Individual coverage market transition requirements.

(1) For all nongrandfathered individual health benefit plans issued and in effect prior to January 1, 2014, during 2014 issuers must replace the plans with health benefit plans approved by the commissioner as follows:
(a) An issuer may elect to withdraw a product, pursuant to RCW 48.43.038, and discontinue each health benefit plan in force under that product on the same date, requiring selection of a replacement plan to be effective on the date of discontinuation; or
(b) An issuer may discontinue an individual's coverage and offer the full range of plans the issuer offers in the individual market as replacement options. The replacement coverage must take effect on the individual's renewal date.
(c) If an issuer does not have a replacement plan approved by the commissioner to offer in place of the discontinued plan, the issuer must assist each enrollee in identifying a replacement option offered by another issuer.
(2) If an issuer selects the replacement option described in subsection (1)(b) of this section, not fewer than ninety days before the renewal date for the coverage, the issuer must provide the individual and each enrollee under the health benefit plan with written notice of the discontinuation and replacement options. The commissioner may, for good cause shown, permit a shorter notice period for providing the replacement option information to a group. The written notice must contain the following information:
(a) Specific descriptions of the replacement plans for which the enrollees are eligible, both on or off the health benefit exchange;
(b) Electronic link information to the summary of benefits and explanation of coverage for each replacement plan option;
(c) Contact information for assistance from the issuer in selecting the replacement plan option or answering enrollee questions about the replacement plans;
(d) If a renewal date is later than January 1, 2014, the issuer's ninety day discontinuation and replacement notice must notify the individual and any other enrollees on the plan of the shortened plan year for 2014 under the replacement coverage.
(3) For either replacement option set forth in subsection (1) of this section, the issuer must provide a separate written notice to each enrollee notifying the enrollee that their existing coverage will be discontinued and replaced. The notice must be provided not later than ninety days prior to the discontinuation and replacement date.
(4) If an issuer has electronic mail contact information for the enrollees, the notice may be provided electronically. The issuer must be able to document to the commissioner's satisfaction both the content and timing of transmission. The issuer must send written notice by U.S. mail to an enrollee for whom the electronic mail message was rejected.

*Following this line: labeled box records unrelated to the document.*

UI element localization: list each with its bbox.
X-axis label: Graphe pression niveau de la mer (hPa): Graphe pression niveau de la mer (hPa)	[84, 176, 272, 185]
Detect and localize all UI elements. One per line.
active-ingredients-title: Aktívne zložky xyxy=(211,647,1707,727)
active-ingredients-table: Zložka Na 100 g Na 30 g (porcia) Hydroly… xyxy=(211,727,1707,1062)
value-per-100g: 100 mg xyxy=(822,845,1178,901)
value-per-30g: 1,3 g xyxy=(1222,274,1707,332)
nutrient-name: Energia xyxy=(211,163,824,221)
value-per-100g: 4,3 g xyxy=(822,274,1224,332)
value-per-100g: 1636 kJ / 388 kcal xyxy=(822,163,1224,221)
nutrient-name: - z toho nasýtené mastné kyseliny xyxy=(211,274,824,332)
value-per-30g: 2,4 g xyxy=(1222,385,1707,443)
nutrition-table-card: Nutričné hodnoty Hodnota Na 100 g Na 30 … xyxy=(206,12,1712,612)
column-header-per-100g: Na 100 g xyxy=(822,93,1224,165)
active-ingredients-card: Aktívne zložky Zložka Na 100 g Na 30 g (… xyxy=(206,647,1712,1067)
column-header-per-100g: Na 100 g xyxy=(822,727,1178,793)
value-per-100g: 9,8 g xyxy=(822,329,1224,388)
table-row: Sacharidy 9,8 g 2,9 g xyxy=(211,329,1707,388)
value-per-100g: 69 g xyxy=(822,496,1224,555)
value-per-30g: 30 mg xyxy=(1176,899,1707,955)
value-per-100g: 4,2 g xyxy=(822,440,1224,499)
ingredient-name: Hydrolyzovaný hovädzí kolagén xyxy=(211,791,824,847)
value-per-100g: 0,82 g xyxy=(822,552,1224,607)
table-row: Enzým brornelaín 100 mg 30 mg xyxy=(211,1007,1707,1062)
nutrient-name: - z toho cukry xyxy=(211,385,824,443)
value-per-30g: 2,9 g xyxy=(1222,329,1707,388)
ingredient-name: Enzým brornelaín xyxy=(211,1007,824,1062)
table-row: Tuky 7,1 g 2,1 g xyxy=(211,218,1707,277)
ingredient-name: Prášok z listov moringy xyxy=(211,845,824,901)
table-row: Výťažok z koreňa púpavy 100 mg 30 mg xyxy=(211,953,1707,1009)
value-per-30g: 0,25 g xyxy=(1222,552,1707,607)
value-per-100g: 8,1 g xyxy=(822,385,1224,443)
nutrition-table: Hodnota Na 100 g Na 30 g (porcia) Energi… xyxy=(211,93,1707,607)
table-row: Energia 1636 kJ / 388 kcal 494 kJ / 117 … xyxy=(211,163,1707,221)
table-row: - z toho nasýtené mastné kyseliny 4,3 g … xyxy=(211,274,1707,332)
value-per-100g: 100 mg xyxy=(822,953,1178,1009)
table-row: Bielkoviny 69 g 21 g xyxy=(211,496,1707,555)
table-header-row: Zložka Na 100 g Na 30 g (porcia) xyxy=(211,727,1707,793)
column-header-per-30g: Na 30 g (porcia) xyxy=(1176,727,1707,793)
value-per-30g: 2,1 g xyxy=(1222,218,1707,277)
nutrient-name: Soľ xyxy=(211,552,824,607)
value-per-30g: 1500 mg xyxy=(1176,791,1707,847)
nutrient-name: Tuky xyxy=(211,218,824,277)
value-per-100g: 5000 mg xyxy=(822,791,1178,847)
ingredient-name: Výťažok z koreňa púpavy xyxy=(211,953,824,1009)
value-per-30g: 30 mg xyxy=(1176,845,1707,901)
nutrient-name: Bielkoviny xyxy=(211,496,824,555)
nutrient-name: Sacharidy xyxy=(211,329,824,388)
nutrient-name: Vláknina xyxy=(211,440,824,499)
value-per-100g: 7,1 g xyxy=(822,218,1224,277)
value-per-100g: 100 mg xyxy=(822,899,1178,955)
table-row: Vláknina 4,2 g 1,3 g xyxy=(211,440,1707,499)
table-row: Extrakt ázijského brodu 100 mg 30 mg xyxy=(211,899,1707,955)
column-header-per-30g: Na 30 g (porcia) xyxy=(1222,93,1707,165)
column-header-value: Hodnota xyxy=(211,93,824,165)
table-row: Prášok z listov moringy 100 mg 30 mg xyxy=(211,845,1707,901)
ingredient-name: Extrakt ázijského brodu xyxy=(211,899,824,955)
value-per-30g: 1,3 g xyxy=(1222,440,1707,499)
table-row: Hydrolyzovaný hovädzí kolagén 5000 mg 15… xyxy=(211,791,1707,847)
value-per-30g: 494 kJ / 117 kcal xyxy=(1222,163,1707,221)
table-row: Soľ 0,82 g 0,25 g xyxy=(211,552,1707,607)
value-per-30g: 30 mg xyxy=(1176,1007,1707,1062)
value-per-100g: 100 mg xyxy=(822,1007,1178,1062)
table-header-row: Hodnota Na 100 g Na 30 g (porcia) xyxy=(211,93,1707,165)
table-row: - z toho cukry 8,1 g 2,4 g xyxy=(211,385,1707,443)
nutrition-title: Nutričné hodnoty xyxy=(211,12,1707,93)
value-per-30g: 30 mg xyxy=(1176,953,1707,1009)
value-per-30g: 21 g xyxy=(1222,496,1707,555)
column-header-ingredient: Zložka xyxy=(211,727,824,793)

(5) This section applies to each health benefit plan that provides coverage based on receipt of claims for services, even if the coverage falls under one of the categories excepted from the definition of "health plan" as set forth in RCW 48.43.005 (26)(i) and (l). This section does not apply to a health benefit plan that provides per diem or single payment coverage based on a triggering event or diagnosis regardless of the medical necessity of the type or range of services received by an enrollee.
(6) Between September 1st and September 30th of each year, an issuer must provide written notice to each enrollee under an individual health benefit plan of the availability of health benefit exchange coverage, and contact information for the health benefit exchange.
[WSR 16-01-081, recodified as § 284-43-0350, filed 12/14/15, effective 12/14/15. Statutory Authority: RCW 48.02.060, 48.43.700, 48.43.715, 48.44.050, 48.46.200, and 45 C.F.R. 150.101(2). WSR 14-01-039 (Matter No. R 2013-13), § 284-170-959, filed 12/11/13, effective 1/11/14.]